Hypoxia Induces Intracellular Ca2+ Release by Causing Reactive Oxygen Species-Mediated Dissociation of FK506-Binding Protein 12.6 from Ryanodine Receptor 2 in Pulmonary Artery Myocytes

Here we attempted to test a novel hypothesis that hypoxia may induce Ca(2+) release through reactive oxygen species (ROS)-mediated dissociation of FK506-binding protein 12.6 (FKBP12.6) from ryanodine receptors (RyRs) on the sarcoplasmic reticulum (SR) in pulmonary artery smooth muscle cells (PASMCs). The results reveal that hypoxic exposure significantly decreased the amount of FKBP12.6 on the SR of PAs and increased FKBP12.6 in the cytosol.

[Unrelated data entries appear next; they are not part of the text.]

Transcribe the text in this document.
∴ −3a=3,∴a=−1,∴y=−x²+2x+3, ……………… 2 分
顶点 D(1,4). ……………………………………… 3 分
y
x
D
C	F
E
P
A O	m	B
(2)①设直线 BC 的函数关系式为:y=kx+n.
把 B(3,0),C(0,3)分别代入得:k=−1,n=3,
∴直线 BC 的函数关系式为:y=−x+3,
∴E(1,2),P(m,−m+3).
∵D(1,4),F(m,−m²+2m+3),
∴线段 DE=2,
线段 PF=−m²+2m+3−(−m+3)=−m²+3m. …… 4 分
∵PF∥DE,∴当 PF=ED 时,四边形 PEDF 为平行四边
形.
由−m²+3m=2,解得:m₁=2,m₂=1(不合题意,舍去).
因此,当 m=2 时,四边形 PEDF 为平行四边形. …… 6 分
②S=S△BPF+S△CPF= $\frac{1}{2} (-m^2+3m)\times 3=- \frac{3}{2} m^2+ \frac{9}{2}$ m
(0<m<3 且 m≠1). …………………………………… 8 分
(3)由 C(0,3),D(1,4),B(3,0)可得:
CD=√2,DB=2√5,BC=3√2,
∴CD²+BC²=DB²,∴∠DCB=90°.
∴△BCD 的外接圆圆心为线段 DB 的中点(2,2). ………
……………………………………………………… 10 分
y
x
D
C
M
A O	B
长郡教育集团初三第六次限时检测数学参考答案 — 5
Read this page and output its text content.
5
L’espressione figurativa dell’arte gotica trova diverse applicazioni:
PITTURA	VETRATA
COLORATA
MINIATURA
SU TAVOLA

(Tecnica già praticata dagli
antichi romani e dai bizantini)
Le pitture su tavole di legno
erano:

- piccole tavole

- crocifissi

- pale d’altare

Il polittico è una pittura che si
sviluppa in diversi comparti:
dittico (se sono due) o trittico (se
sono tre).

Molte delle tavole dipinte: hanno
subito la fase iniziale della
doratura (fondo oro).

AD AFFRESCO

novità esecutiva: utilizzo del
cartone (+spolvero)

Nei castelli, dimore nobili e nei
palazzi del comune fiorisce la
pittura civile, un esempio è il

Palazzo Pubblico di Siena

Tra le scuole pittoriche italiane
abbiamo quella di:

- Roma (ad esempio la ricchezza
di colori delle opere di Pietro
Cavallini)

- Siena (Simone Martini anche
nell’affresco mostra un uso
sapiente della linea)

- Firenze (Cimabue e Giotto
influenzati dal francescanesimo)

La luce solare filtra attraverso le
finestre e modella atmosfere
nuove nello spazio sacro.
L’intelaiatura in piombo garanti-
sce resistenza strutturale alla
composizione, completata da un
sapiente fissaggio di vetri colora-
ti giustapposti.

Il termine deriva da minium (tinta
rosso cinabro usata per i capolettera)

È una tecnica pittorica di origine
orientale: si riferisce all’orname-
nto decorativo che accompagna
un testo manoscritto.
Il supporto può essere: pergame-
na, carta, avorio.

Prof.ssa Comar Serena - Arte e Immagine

The colocalization of FKBP12.6 with RyRs was decreased in intact PASMCs. Pharmacological and genetic inhibition of intracellular ROS generation prevented hypoxia from decreasing FKBP12.6 on the SR and increasing FKBP12.6 in the cytosol. Exogenous ROS (H(2)O(2)) reduced FKBP12.6 on the SR and augmented FKBP12.6 in the cytosol. Oxidized FKBP12.6 was absent on the SR from PAs pretreated with and without hypoxia, but it was present with a higher amount in the cytosol from PAs pretreated with than without hypoxia. Hypoxia and H(2)O(2) diminished the association of FKBP12.6 from type 2 RyRs (RyR2). The activity of RyRs was increased in PAs pretreated with hypoxia or H(2)O(2). FKBP12.6 removal enhanced, whereas RyR2 gene deletion blocked the hypoxic increase in [Ca(2+)](i) in PASMCs. Collectively, we conclude that hypoxia may induce Ca(2+) release by causing ROS-mediated dissociation of FKBP12.6 from RyR2 in PASMCs.